Con un week-end residenziale alla Casa della Carità parte il nuovo modello formativo che fa seguito all’esperienza di «Date a Cesare». Lo scopo è dare strumenti per leggere oggi la città e discernere il nostro tempo
di Walter MAGNONI
Responsabile della Pastorale sociale e del lavoro
In Italia esistono svariate scuole di formazione socio-politica per i giovani. Per metodo e contenuti sono tra loro molto diverse: alcune puntano su contenuti narrati da docenti affermati o testimoni significativi; altre cercano di coinvolgere a una partecipazione attiva; altre ancora provano a dare strumenti per una buona amministrazione.
Nell’Arcidiocesi di Milano abbiamo sperimentato la cosiddetta scuola «Date a Cesare», iniziata nel 2008, che ha formato molti giovani: alcuni di loro coprono oggi ruoli di pubblici amministratori. È stato un percorso ricco d’iniziative, che s’è avvalso del lavoro prezioso di volontari appassionati e competenti che hanno aiutato a pensare i passi da compiere. Credo che uno dei ricordi più belli di quella esperienza sia stato vedere persone tra loro molto diverse lavorare insieme per il bene comune.
Nell’ultimo anno, anche grazie a una riflessione condotta con l’ausilio della Fondazione Lazzati, abbiamo capito che era giunto il momento di pensare un nuovo tipo di formazione, per rispondere in maniera più adeguata agli interrogativi di questo tempo. Con padre Giacomo Costa e Silvia Landra abbiamo quindi iniziato a ragionare per mesi su come far vivere un’esperienza “politica” a un gruppo di giovani. Obiettivo primario che ci siamo posti è quello di favorire l’esperienza d’incontro con una realtà del territorio in grado d’istruire alcune domande di fondo concernenti il nostro tempo. Solo in un secondo momento ci sarà spazio per un’elaborazione teorica del vissuto, facendo intrecciare tra loro fede e vita.
La Casa della Carità – istituzione voluta dal cardinale Carlo Maria Martini per accogliere i più poveri – è stata individuata come il luogo ideale dove attuare questo tipo di percorso. Questo ambiente permette infatti di realizzare una residenzialità sobria e a contatto con la vita di persone che provano a ripartire dopo momenti di fatica. Punto prospettico col quale iniziare il percorso di formazione sarà una problematica sociale che ha ricadute sulla politica: la salute mentale dentro il contesto della «cultura dello scarto» e della «globalizzazione dell’indifferenza».
I tempi ipotizzati sono di circa tre mesi e avranno due tappe residenziali – dal venerdì alla domenica: il primo è in programma dal 30 settembre al 2 ottobre (vedi allegato) – rivolte a un numero massimo di trenta giovani. Lo scopo è quello di dare strumenti per leggere oggi la città e saper discernere il nostro tempo. La domanda che guida il percorso è: come abitare davvero da cristiani la città?
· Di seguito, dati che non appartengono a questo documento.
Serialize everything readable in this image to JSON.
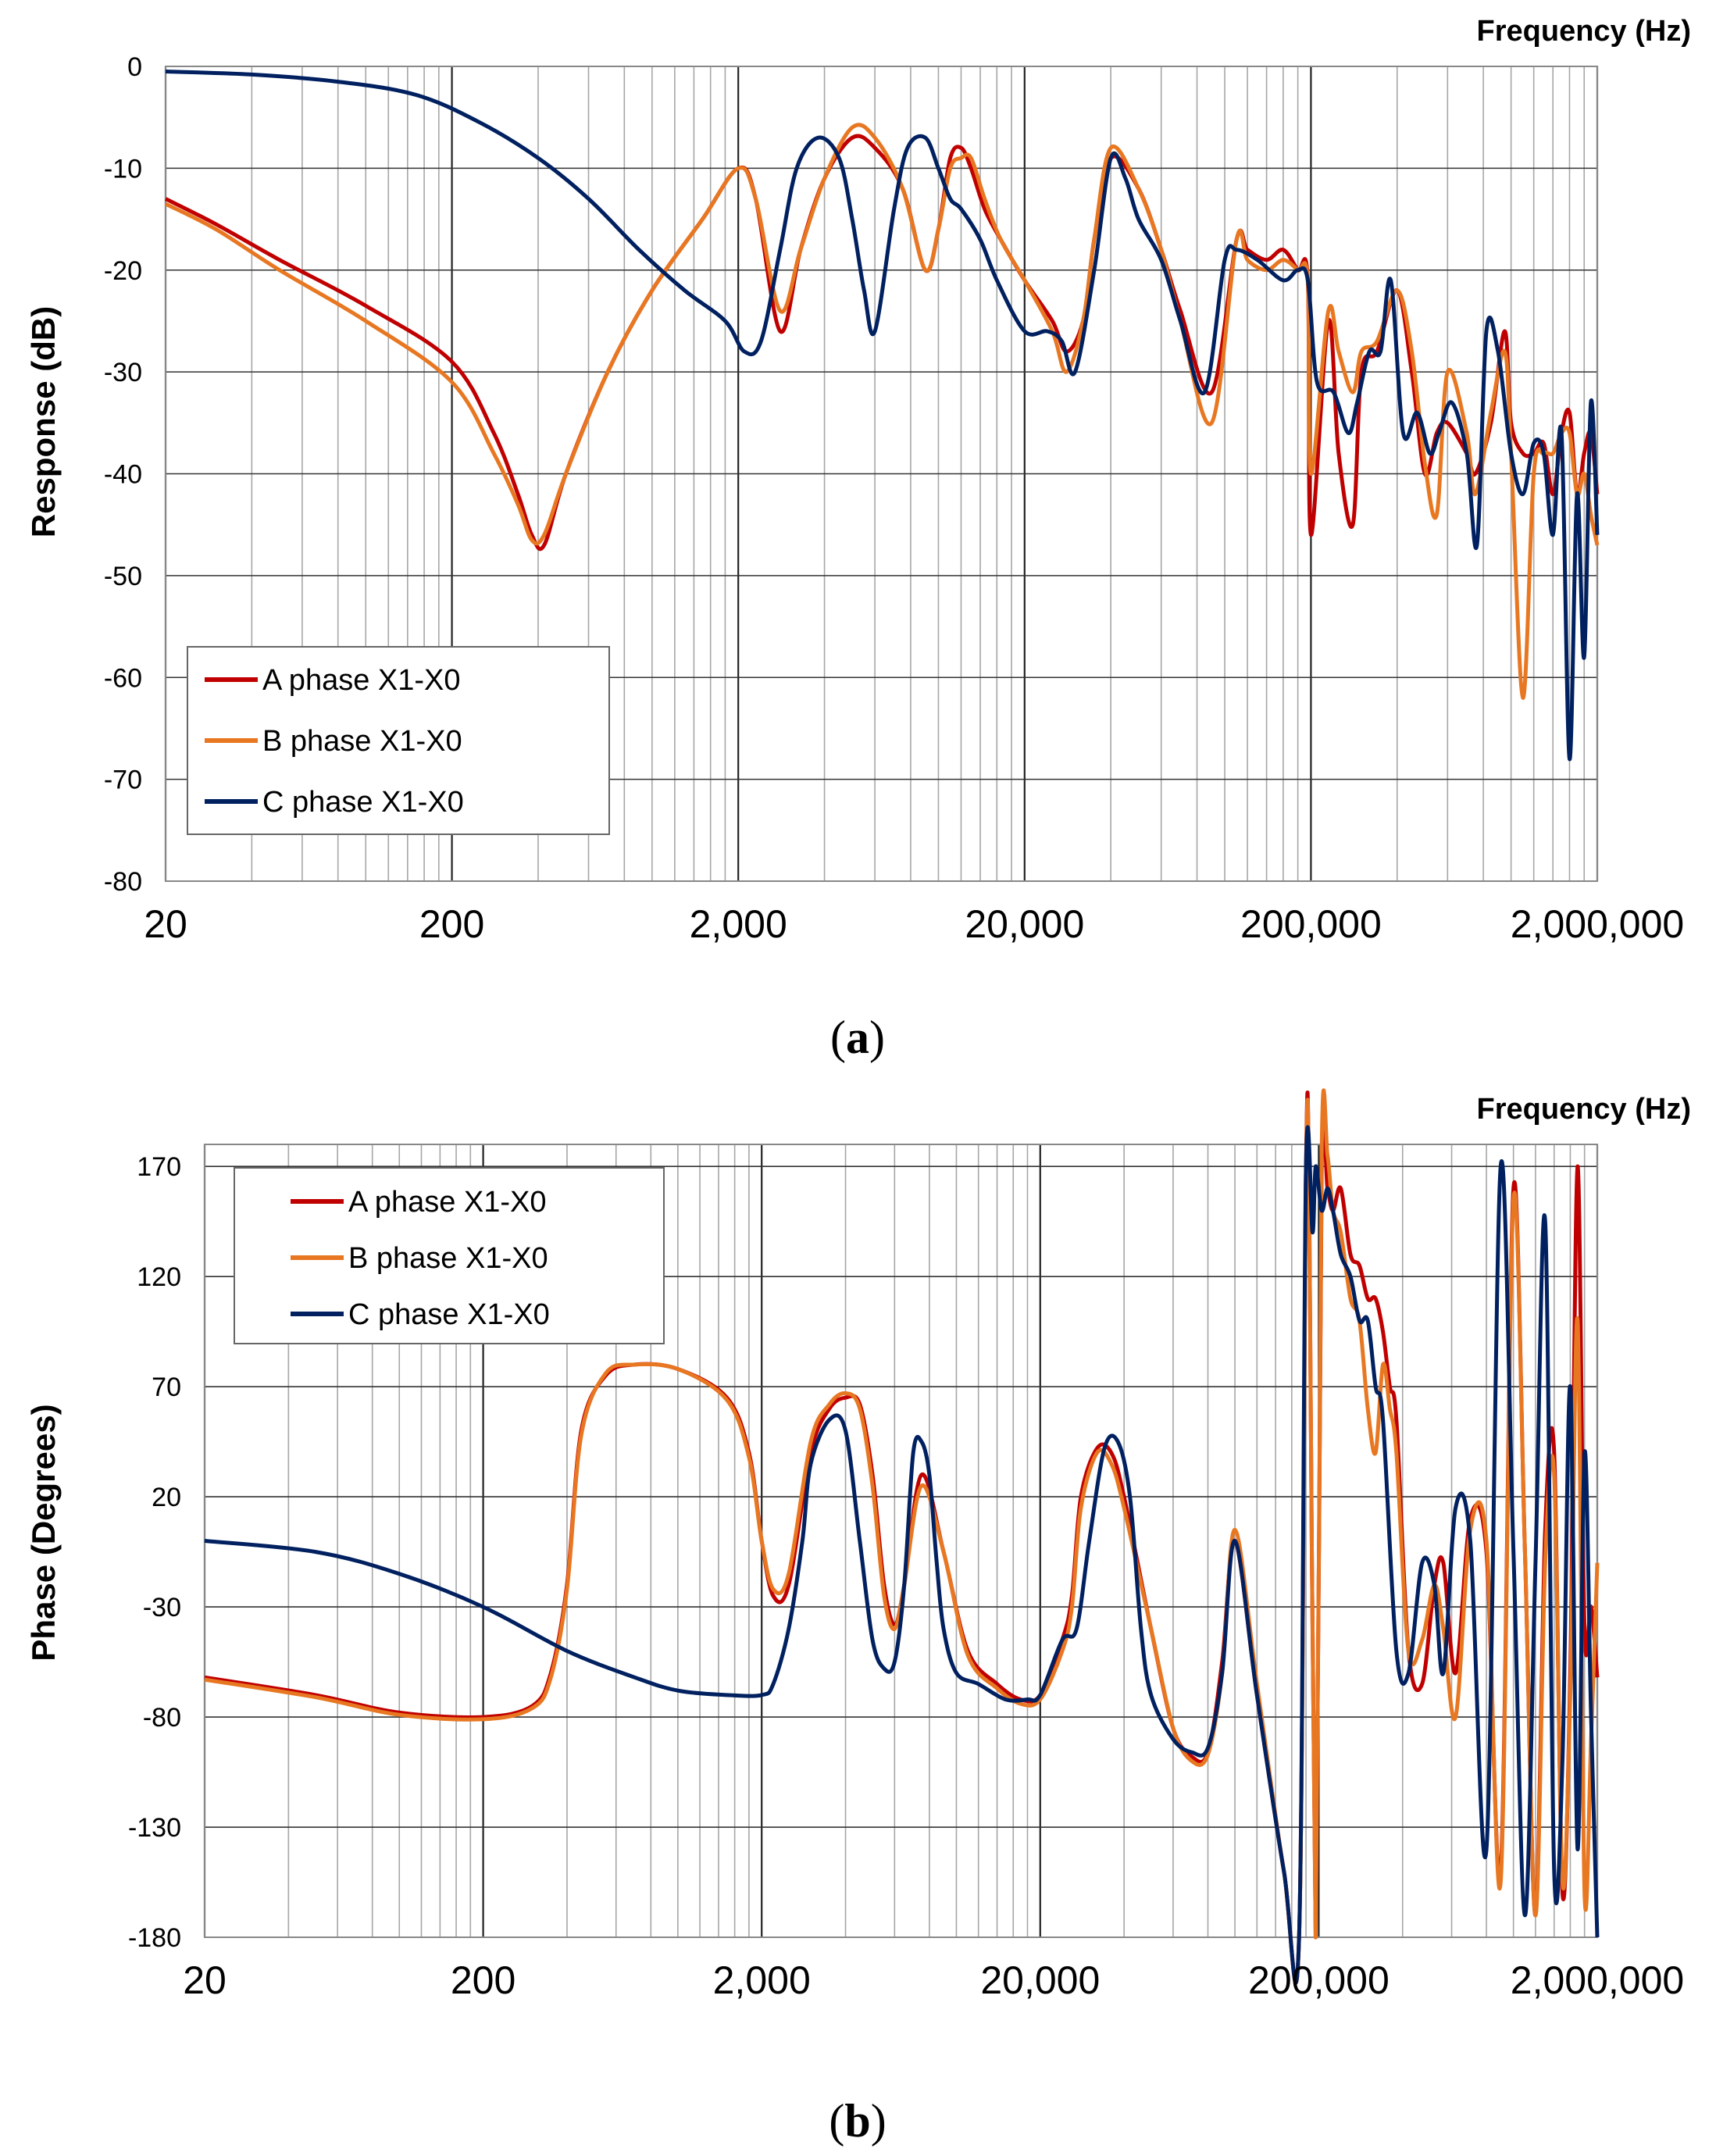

Tra le due tappe è prevista una giornata dove ripensare al lavoro svolto e organizzare il secondo step. Nel frattempo i partecipanti saranno chiamati a leggere testi e a confrontarsi in piccoli gruppi per adempiere un mandato che verrà consegnato alla fine della prima tappa.
Per una buona riuscita è richiesta la presenza costante di una équipe formativa che accompagni i processi, oltre che di testimoni qualificati capaci di stimolare azioni. Alla fine del percorso sarà fondamentale predisporre un momento di verifica nel quale ascoltare cosa è accaduto ai partecipanti e ipotizzare come proseguire il processo di vita di ciascuno.
I riferimenti bibliografici indispensabili di questa esperienza saranno l’enciclica Laudato si’ e l’esortazione apostolica Evangelii gaudium.
Nel percorso si alterneranno momenti di ascolto della realtà, di silenzio, di confronto a gruppi e condivisione tra tutti. Un elemento importante sarà il discernimento, e per questo ci si avvarrà di qualche elemento della sapienza ignaziana. La preghiera infatti non è orpello, ma parte integrante del cammino. Formare la coscienza vale più di tanti strumenti tecnici.